The Monthly Integrated Survey of Selected Industries released by the PSA yesterday showed the country’s factory output as measured by the Volume of Production Index (VoPI) expanded at an annual rate of 2.5 percent in July, up from June’s 0.7 percent.
Compared to the 534.4 percent in July last year, the latest VoPi is much lower.
“Out of the 22 industry divisions, 14 reported positive annual growths which was led by manufacture of fabricated metal products, except machinery and equipment with 30.3 percent annual growth rate,” the PSA said.
Other industry groups with positive annual upticks in July are food products; transport equipment; fabricated metal products except machinery and equipment; beverages; machinery and equipment except electrical; paper and paper products; computer, electronic, and optical products; wood, bamboo, cane, rattan articles and related products; printing and reproduction of recorded media; other manufacturing and repair and installation of machinery and equipment; textiles; leather and related products including footwear; rubber and plastic products; and wearing apparel.
Meanwhile, eight industry divisions posted annual decreases with manufacture of electrical equipment having the biggest drop of -52.7 percent.

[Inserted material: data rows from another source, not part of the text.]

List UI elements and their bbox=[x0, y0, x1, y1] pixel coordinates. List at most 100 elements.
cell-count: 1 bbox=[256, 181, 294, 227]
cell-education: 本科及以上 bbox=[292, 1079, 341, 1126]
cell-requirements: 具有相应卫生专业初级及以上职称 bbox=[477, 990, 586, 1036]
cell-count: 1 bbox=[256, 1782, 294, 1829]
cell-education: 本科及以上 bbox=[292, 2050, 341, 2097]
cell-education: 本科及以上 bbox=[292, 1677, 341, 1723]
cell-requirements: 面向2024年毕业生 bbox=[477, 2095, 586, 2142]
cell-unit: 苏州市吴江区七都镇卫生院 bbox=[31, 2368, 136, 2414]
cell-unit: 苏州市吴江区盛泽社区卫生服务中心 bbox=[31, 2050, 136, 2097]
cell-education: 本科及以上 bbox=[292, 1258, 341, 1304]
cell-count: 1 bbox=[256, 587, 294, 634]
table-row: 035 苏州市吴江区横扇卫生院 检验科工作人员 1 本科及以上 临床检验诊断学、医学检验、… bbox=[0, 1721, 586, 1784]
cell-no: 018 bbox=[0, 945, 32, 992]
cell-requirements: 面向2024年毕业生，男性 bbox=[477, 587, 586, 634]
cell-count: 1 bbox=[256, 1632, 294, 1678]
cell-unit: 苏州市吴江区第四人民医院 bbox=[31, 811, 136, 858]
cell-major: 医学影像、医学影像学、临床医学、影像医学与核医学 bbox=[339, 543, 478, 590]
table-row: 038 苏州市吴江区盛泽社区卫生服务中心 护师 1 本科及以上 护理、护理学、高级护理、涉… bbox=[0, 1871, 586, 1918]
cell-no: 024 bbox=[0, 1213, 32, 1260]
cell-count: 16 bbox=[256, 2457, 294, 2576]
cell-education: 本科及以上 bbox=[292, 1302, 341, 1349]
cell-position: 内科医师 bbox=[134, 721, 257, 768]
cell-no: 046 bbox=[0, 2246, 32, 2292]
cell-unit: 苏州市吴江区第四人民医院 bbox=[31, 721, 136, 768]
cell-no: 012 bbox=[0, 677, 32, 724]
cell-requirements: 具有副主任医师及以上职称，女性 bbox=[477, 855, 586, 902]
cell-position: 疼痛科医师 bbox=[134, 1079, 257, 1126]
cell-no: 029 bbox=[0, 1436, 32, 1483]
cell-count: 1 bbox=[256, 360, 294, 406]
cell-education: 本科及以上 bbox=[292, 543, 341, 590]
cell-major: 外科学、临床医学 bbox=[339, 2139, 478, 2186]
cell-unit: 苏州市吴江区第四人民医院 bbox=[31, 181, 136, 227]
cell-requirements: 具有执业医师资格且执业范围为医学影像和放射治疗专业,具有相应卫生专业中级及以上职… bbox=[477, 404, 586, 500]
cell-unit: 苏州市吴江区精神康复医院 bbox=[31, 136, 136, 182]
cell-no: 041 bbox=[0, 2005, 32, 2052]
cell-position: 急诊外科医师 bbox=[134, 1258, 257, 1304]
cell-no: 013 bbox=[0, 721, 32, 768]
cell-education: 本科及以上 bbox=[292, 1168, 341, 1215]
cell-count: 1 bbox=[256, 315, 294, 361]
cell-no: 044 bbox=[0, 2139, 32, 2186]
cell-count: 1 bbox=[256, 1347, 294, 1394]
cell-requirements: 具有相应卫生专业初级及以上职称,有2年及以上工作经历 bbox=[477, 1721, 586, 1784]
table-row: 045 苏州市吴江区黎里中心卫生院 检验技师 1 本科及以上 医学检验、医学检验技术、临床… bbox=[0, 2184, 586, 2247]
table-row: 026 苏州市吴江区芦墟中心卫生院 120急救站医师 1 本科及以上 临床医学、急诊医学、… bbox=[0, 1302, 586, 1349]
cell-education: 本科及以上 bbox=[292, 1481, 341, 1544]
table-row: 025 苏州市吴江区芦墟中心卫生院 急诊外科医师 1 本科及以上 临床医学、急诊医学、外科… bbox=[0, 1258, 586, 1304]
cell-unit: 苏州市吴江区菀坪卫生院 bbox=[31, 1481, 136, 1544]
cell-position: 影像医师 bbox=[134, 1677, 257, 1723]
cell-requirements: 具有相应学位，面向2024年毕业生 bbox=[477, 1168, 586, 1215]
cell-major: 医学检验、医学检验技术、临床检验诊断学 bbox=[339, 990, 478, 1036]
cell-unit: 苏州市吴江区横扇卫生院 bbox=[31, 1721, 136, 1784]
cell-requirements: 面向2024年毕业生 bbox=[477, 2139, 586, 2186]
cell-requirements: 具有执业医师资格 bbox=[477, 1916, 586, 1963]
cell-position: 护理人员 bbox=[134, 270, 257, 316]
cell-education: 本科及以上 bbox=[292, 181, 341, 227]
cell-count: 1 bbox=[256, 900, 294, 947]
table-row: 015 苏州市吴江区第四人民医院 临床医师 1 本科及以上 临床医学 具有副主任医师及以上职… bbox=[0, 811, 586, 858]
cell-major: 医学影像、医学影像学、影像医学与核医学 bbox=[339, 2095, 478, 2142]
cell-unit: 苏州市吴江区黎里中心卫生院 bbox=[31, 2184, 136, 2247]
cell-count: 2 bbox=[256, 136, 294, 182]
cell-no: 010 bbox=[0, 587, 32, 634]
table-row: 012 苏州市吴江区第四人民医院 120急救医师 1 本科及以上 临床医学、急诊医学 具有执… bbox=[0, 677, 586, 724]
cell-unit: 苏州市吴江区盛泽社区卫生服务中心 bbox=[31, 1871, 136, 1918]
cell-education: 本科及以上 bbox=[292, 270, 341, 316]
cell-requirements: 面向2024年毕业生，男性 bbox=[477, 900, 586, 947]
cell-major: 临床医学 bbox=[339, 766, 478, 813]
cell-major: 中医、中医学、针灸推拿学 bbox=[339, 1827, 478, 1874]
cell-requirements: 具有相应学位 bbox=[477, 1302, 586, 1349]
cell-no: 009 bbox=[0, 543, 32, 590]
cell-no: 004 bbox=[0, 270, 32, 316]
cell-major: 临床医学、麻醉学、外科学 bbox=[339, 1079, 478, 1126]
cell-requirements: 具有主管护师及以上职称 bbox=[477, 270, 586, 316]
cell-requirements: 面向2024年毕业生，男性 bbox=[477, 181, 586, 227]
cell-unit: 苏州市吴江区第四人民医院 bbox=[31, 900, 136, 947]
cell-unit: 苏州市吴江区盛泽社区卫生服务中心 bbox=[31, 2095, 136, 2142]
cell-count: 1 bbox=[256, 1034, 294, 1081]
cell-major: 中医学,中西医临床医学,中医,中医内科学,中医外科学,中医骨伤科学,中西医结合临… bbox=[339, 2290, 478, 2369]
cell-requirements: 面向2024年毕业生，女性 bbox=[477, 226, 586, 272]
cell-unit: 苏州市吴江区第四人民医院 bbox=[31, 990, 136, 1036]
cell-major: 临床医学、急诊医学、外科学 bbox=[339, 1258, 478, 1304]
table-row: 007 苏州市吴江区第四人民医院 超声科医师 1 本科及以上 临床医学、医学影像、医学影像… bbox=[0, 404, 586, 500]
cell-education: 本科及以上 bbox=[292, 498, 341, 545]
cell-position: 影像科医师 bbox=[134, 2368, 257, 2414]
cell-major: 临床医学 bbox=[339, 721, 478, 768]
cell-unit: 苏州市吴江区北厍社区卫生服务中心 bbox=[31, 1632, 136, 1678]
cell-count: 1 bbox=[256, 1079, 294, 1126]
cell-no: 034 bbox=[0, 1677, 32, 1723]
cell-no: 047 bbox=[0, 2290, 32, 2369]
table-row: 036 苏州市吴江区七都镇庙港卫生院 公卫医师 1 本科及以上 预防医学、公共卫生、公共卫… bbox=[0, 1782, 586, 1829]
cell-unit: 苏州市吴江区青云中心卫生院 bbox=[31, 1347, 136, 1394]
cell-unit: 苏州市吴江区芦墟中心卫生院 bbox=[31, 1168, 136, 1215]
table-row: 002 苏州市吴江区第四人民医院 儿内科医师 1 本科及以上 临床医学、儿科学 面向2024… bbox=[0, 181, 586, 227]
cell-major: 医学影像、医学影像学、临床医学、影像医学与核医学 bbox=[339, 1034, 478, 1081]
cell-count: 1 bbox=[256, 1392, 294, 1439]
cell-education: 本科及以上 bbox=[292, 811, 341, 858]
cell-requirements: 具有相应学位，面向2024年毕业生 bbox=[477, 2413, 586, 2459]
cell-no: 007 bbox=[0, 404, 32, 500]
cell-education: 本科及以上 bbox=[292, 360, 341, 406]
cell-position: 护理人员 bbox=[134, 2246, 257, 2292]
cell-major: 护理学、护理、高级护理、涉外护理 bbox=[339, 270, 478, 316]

Other industry groups which registered annual declines were basic metals; tobacco products; basic pharmaceutical products and pharmaceutical preparations; chemical and chemical products; furniture; other non-metallic mineral products; and coke and refined petroleum products.
The Value of Production Index (VaPI) went up at a faster rate of 10.6 percent in July from 8.3 percent in June.
July’s VaPI, however, was way lower than the 529.9 percent growth rate in the same month last year.
Contributing to the VaPI’s upturn in July were the annual growths in 17 industry divisions with the manufacture of machinery and equipment except electrical posting the highest annual uptick of 32.1 percent.
Five industry divisions, on the other hand, reported declines, with the manufacture of electrical equipment registering the biggest annual decline of -51.2 percent.
PSA said the average capacity utilization rate for manufacturing was at 71.3 percent in July from 71.2 percent in June.
“There were 20 out of 22 industry divisions with more than 60 percent average capacity utilization rate, led by manufacture of furniture (80.7 percent), manufacture of computer, electronic, and optical products (80.2 percent), and manufacture of wearing apparel (80 percent),” PSA said.
It said 26.2 percent of the total responding establishments operated at full capacity or at 90 percent to 100 percent.
Meanwhile, 37.4 percent operated at 70 to 89 percent capacity, while 36.5 percent operated below 70 percent capacity.